Still, while Fox said that Walmart is likely to expand its craft sets with promotional displays from nationally distributed craft companies like CBA, Boston Beer and Sierra Nevada, one of its its biggest competitors, Meijer, is already demonstrating a greater willingness to work with smaller regional brands.

“There is no doubt that Walmart is still just scratching the surface,” said Fox. “Meijer had 5 times the space allocation for craft, compared to Walmart, at locations that I’ve visited in Michigan.”

That’s not to say Walmart isn’t experimenting.

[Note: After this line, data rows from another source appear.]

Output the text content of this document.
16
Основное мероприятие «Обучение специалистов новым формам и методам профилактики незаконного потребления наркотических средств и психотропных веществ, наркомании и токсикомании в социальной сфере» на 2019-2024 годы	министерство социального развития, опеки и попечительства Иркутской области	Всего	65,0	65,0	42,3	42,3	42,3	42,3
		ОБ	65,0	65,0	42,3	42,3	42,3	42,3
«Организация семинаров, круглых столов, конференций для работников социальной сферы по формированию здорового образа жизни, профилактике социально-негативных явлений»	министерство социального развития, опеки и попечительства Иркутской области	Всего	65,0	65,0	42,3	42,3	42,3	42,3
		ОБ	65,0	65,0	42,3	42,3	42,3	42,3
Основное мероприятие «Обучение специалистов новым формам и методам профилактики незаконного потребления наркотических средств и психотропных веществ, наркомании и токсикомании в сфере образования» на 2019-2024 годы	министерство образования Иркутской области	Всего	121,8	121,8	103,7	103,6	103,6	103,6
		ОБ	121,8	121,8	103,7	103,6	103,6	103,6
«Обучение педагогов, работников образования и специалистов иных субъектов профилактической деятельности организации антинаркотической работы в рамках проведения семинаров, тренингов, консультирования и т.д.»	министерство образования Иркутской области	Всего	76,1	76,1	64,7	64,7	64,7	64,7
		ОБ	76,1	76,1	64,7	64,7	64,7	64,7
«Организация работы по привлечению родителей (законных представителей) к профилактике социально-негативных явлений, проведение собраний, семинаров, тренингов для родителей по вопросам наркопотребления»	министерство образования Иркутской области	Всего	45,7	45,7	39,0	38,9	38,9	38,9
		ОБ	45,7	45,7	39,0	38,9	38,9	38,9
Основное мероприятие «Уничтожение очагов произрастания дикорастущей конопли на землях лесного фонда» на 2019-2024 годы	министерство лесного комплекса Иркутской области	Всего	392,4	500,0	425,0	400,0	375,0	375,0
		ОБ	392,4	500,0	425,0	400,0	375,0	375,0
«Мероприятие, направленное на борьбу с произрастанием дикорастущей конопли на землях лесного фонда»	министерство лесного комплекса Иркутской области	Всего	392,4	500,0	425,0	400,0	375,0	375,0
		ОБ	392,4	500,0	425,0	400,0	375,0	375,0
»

In Kansas City, the retailer worked closely with Boulevard Brewing to “interrupt shoppers” by developing displays that highlighted fall seasonal beers.

“They built some displays where they highlighted Octoberfest beers and interrupted shoppers with a litany of brands — some local, regional, and national,” said Bobby Dykstra, the director of national accounts for Boulevard. “We customized some point of sale and made sure we were a part of those displays but it was more focused on the segment and the style.”

But to double its total beer sales by 2016, Fox said Walmart will continue to focus on increasing sales of its large domestic brands by competing on price.

Tom Fox

Tom Fox

“Walmart could triple its craft business and it wouldn’t have a huge impact on doubling their sales in three years,” he said. “Craft will be a part of their plan but it can’t be the hallmark if they want to double their business.”

And while some craft brewers might be concerned that Walmart will discount their products, Fox said its not likely.

“The perception of price defines the position of a brand,” he said. “I would be shocked if they used it as a way to drive volume and hurt a brand’s equity.”

At least two Walmarts that Brewbound called in Maine didn’t appear to be offering steep discounts. A 12-pack of Redhook Longhammer IPA was $13.28 at Walmart while its closest competitor, a Hannaford grocery store, was selling it for $13.99. In Maine, Lewiston, based Baxter Brewing said six-packs of its Pamola Extra Pale Ale sell for $9.49 at select Walmarts throughout the state.